Weniger ist mehr: Der Gewerbeverband Basel-Stadt möchte lieber, dass Geringverdiener arbeiten und Sozialhilfe kassieren, anstatt ganz am Tropf zu hängen. Bei einer Annahme der Mindestlohninitiative würden viele ihren Job ganz verlieren, statt mehr Geld zu erhalten.
Nach der 1:12-Initiative ist es der Mindestlohn, von dem der Gewerbeverband einen Wegfall von Arbeitsplätzen erwartet. Um die Annahme der Initiative zu verhindern, lud der Gewerbeverband Basel-Stadt am Dienstagmorgen zur Medienorientierung in die Safranzunft.
Laut Nationalrat Daniel Stolz wären vor allem viele kleinere Unternehmen auf dem Land nicht in der Lage, den Mindestlohn zu bezahlen. «Dort ist das Preisniveau tiefer, weshalb auch das Lohnniveau unter jenem in der Stadt liegt», sagte er. Der Mindestlohn würde für Landbetriebe einen grösseren Lohnsprung bedeuten, was ihnen stärker zur Last fällt als den städtischen. Das Land würde wirtschaftlich geschwächt, und über die Umverteilung auch die Stadtkantone.
Für David Weber von der Medienstelle des Gewerbeverbands BS wäre der Mindestlohn in Städten ohnehin zu niedrig: «In Zürich reichen unter Umständen auch 4000 Franken nicht zum Leben.»
Weniger Anreiz auf Berufsausbildung
Der Mindestlohn richtet sich vor allem an jene, die trotz Vollzeitarbeit ohne Sozialhilfe finanziell nicht durch den Monat kämen. Laut Malergeschäftsführer Christo Spaltenstein helfe diesen der Mindestlohn nicht. «Im Gegenteil», sagte er, «durch den Mindestlohn ist es weniger attraktiv, eine Berufsausbildung zu machen.» Wenn alle, gelernt oder ungelernt, einen Mindestlohn verdienten, fehle der kurzfristige Anreiz für Junge, eine Lehre zu machen.
«Besser, man arbeitet und erhält Sozialleistung, als dass man gar keine Stelle hat und vollständig von der Sozialhilfe abhängig ist.»
Das Argument von Unia-Gewerkschafterin Corinne-Schärer, wonach, wer voll arbeitet, von seinem Lohn auch leben können soll, lässt Gewerbeverbands-Sprecher David Weber nicht gelten: «Besser, man arbeitet und erhält Sozialleistung, als dass man gar keine Stelle hat und vollständig von der Sozialhilfe abhängig ist.» Tiefe Löhne seien mehrheitlich bei Berufseinsteigern verbreitet.
Kein Einsteigerproblem
Dem widerspricht allerdings der Schweizerische Gewerkschaftsbund (SGB): «Die grosse Mehrheit, drei Viertel, der Erwerbstätigen mit Löhnen unter 22 Franken pro Stunde, sind älter als 25 Jahre. Unter Tieflöhnen leiden damit in erster Linie erfahrene Berufsleute.»

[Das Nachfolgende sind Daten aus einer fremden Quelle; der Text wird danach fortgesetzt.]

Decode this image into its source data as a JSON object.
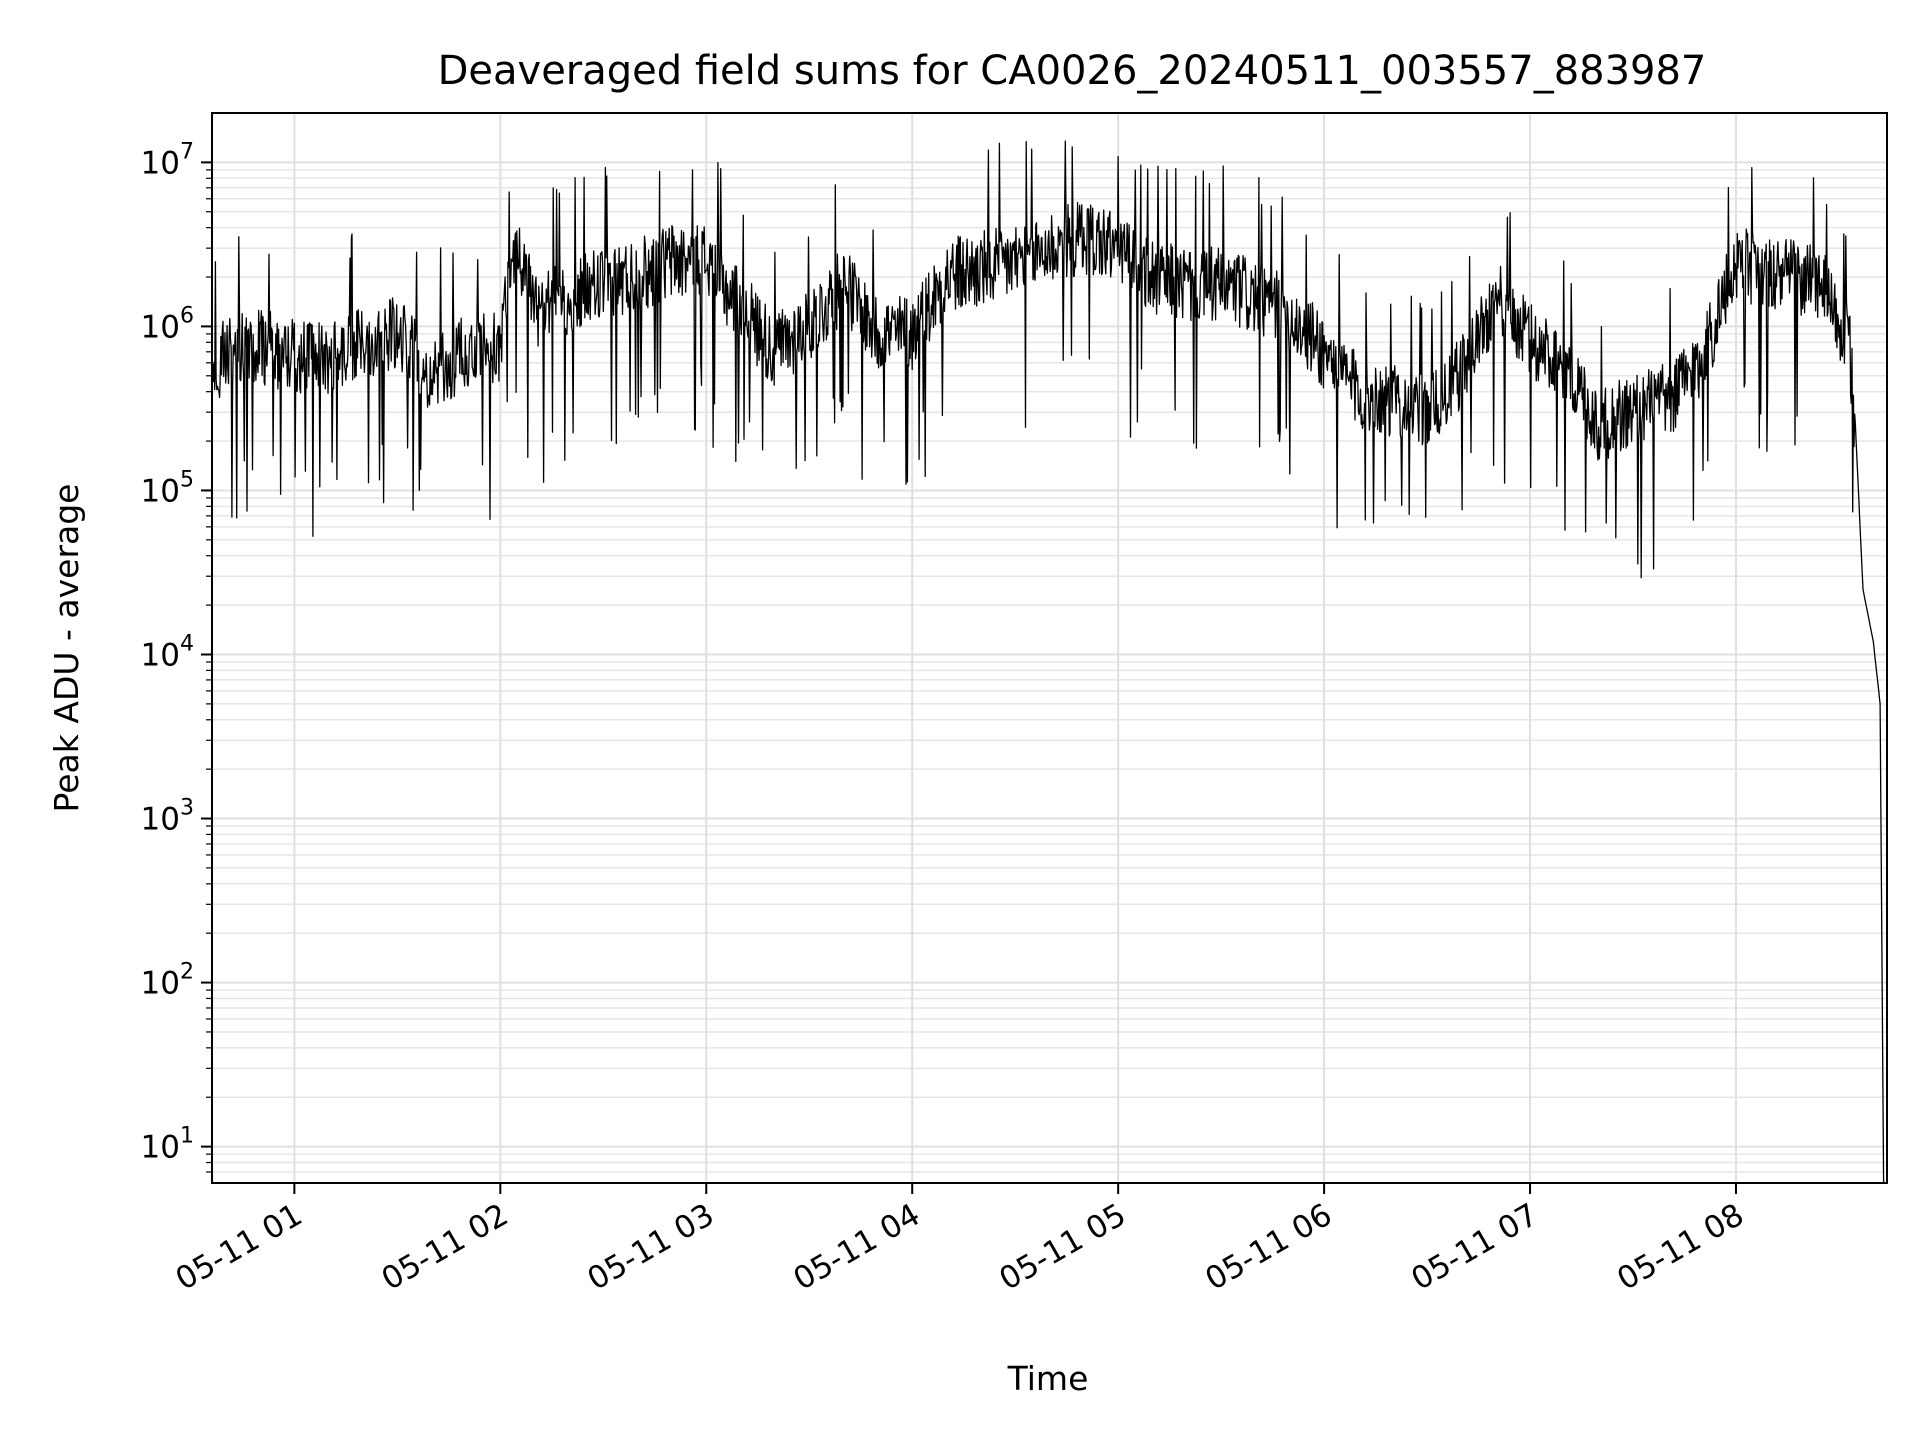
{
  "chart_data": {
    "type": "line",
    "title": "Deaveraged field sums for CA0026_20240511_003557_883987",
    "xlabel": "Time",
    "ylabel": "Peak ADU - average",
    "yscale": "log",
    "grid": true,
    "xlim": [
      "05-11 00:36",
      "05-11 08:44"
    ],
    "ylim": [
      6,
      20000000
    ],
    "x_ticks": [
      "05-11 01",
      "05-11 02",
      "05-11 03",
      "05-11 04",
      "05-11 05",
      "05-11 06",
      "05-11 07",
      "05-11 08"
    ],
    "y_ticks": [
      {
        "base": "10",
        "exp": "1"
      },
      {
        "base": "10",
        "exp": "2"
      },
      {
        "base": "10",
        "exp": "3"
      },
      {
        "base": "10",
        "exp": "4"
      },
      {
        "base": "10",
        "exp": "5"
      },
      {
        "base": "10",
        "exp": "6"
      },
      {
        "base": "10",
        "exp": "7"
      }
    ],
    "series": [
      {
        "color": "#000000",
        "x": [
          "00:36",
          "00:40",
          "00:50",
          "01:00",
          "01:10",
          "01:20",
          "01:30",
          "01:40",
          "01:50",
          "02:00",
          "02:04",
          "02:06",
          "02:10",
          "02:20",
          "02:30",
          "02:40",
          "02:50",
          "03:00",
          "03:10",
          "03:20",
          "03:30",
          "03:40",
          "03:50",
          "04:00",
          "04:10",
          "04:20",
          "04:30",
          "04:40",
          "04:50",
          "05:00",
          "05:10",
          "05:20",
          "05:30",
          "05:40",
          "05:50",
          "06:00",
          "06:10",
          "06:20",
          "06:30",
          "06:40",
          "06:50",
          "07:00",
          "07:10",
          "07:20",
          "07:30",
          "07:40",
          "07:50",
          "08:00",
          "08:10",
          "08:15",
          "08:25",
          "08:30",
          "08:33",
          "08:35",
          "08:37",
          "08:40",
          "08:42",
          "08:43"
        ],
        "y": [
          450000,
          700000,
          750000,
          650000,
          600000,
          800000,
          900000,
          500000,
          700000,
          750000,
          3000000,
          2500000,
          1200000,
          1500000,
          1800000,
          2000000,
          2500000,
          2500000,
          1300000,
          700000,
          1000000,
          1800000,
          900000,
          900000,
          2000000,
          2200000,
          2500000,
          3000000,
          3500000,
          3000000,
          2000000,
          1800000,
          1800000,
          1500000,
          1200000,
          700000,
          400000,
          350000,
          300000,
          500000,
          1500000,
          800000,
          600000,
          250000,
          300000,
          350000,
          600000,
          2500000,
          2000000,
          2000000,
          1800000,
          1000000,
          800000,
          200000,
          25000,
          12000,
          5000,
          6
        ]
      }
    ]
  }
}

Für Rolf Köhli, Inhaber der Coiffeur-Geschäfte «HairSign», könnten viele Betriebe keine Mindestlöhne auszahlen. «Diese Unternehmen wären dazu gezwungen, an Randzeiten zu schliessen oder Personal zu entlassen.» Betriebsausgaben wie die Ladenmiete blieben gleich, während die Betriebe weniger Ertrag einfahren würden. Um dies zu kompensieren, müssten die Betriebe den höheren Lohn ihrer Angestellten auf die Konsumenten abwälzen. Anwohner grenznaher Gebiete würden dann einfach ins nahe Ausland abwandern, um dort zu konsumieren.
Ähnliche Konsequenzen würde das Gewerbe ziehen, warnt Daniel Stolz, FDP-Nationalrat. «Ein Abwandern in den Osten Europas ist für viele Betriebe durchaus eine Option», sagte er. Eine Option, die für Betriebe im Gastgewerbe und Coiffeursalons weniger in Frage kommen dürfte.